Because products sometimes appear to be indistinguishable from one another, a company’s main objective is to develop brands that are well recognized by consumers. The ultimate goal is to attain a leading market share in a category that has an expanding customer base. Brand Power: For both household and personal care product manufacturers, having a brand with a leading market share is a key competitive advantage. A strong brand fosters consumer loyalty, which in turn creates the opportunity for additional market share growth and above-average pricing flexibility. One good example is P&G’s Tide laundry detergent.
Despite a selling price above that of many other brands and the entry of Wal-Mart stores Inc. ’s private-label product, Tide continues to strengthen its No. 1 position in US laundry detergent sales. Market Share Advantage: Having a product with a leading market share is important for several reasons. First, the higher a company’s market share, the more power it will have with retailers. This helps ensure that it products are given prime shelf space. Second, if a product is in high demand, the company will be able to produce it in large volumes, resulting in manufacturing and distribution efficiencies.
Third, a substantial market share translates into more sales dollars, which the company can use for additional advertising and promotional spending to further support the brand. Product Mix: The nature and quality of a company’s product line affects the bottom line. For instance, personal products tend to carry higher profit margins than household goods. Consumers tend to be less willing to experiment with lower quality toothpaste or cosmetics than with cut-rate floor cleaner or bleach. However, a low-price product may still be quite profitable it sells in large volumes.

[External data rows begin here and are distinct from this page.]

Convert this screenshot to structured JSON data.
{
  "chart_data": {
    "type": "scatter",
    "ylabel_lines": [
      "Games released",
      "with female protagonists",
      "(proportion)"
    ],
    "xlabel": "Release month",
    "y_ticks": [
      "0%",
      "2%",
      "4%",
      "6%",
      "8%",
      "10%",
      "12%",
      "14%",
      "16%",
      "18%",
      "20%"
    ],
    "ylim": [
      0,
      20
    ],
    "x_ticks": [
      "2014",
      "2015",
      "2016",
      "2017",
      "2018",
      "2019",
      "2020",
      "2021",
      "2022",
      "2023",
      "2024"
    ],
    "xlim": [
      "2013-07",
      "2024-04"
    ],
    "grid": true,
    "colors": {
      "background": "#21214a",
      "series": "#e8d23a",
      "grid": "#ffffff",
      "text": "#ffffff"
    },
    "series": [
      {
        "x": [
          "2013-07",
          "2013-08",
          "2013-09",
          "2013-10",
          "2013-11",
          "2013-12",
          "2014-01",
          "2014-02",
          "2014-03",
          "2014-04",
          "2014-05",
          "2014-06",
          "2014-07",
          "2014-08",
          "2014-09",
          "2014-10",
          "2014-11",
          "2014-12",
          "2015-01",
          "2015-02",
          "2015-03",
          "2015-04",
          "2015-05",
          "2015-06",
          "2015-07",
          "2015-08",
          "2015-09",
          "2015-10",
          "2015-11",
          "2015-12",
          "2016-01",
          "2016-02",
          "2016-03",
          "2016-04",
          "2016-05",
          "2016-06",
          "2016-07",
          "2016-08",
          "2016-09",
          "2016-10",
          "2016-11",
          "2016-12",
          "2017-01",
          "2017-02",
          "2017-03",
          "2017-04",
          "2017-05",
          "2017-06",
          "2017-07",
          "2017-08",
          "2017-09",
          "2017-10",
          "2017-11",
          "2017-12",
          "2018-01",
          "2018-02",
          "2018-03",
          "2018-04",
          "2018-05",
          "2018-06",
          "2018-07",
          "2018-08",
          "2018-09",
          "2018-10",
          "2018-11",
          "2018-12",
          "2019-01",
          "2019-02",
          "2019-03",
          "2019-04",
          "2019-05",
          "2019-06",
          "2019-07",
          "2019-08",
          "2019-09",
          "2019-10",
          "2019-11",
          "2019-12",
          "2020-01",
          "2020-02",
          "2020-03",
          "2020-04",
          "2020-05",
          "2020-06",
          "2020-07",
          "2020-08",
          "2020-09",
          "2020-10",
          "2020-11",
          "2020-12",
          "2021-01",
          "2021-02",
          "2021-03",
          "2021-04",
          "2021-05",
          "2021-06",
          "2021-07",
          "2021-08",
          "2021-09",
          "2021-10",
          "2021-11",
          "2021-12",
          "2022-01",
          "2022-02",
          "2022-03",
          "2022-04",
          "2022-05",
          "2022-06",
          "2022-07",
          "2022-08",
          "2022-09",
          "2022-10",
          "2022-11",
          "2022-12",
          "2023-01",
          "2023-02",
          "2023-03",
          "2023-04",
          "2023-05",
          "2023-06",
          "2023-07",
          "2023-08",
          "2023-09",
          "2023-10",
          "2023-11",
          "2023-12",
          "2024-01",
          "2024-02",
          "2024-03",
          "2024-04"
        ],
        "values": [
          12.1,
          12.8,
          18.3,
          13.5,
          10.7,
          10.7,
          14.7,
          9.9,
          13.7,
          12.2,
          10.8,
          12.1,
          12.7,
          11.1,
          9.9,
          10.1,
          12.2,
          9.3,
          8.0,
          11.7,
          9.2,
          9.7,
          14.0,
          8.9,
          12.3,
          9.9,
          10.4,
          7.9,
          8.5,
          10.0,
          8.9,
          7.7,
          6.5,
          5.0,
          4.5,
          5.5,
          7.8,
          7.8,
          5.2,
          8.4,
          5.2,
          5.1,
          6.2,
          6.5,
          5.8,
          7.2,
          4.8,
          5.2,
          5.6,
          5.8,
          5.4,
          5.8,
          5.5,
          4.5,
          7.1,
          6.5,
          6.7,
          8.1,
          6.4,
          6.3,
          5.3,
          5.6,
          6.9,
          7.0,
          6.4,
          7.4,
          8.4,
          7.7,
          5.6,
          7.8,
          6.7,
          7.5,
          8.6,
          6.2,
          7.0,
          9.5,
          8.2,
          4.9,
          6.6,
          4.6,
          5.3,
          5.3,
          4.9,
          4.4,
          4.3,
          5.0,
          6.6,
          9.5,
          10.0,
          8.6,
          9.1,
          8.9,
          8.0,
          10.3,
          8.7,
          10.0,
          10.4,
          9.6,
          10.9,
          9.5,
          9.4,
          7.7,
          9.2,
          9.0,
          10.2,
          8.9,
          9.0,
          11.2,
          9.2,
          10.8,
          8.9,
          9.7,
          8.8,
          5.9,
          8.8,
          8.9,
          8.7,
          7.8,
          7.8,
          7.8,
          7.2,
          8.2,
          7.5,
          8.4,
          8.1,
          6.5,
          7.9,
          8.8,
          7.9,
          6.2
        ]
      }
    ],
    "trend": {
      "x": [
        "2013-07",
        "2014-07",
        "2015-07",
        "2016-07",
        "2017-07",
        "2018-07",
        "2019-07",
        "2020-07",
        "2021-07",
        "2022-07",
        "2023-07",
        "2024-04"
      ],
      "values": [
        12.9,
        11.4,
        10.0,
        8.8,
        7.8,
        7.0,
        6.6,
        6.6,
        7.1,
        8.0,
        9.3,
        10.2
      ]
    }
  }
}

Breadth of brands: Within each category that a consumer product company offers, a number of brand names are generally available at different price points to appeal to customers of every income level. For example, P&G offers several different laundry detergents, including Tide, Bold and Cheer. Acquiring Businesses Acquisitions of firms tend to be less frequent than other industries due to companies tending to be very independent of one another. More recently, the nondurable consumer products industry have seen the value of acquiring related companies that can add to their bottom line and remain competitive.
One example is Clorox which purchased First Brands, the maker of kitty litter, Glad plastics, and STP motor oil, and become the leader in all three categories. 1 Targeting Baby Boomers A driving force behind manufacturers’ creation of new products has been the aging US population. Many new products clearly target baby boomers. According to marketers, these individuals are keenly sensitive about their looks. Thus, skin care and hair coloring are two categories that have shown strong sales increases over the past several years. Advertising
The success of a consumer product often depends on advertising and marketing budget allotted to it. Getting the consumers to accept a completely new product is particularly difficult; it takes tremendous amount of advertising to gain a potential customer’s awareness. P&G is a dominant global marketer, spending approximately $5. 9 Billion on worldwide television, print, radio and internet advertising in 2005. About Procter & Gamble The Procter & Gamble Company was founded by William Procter and James Gamble in 1837, and is headquartered in Cincinnati, Ohio. It manufactures and markets various consumer products worldwide.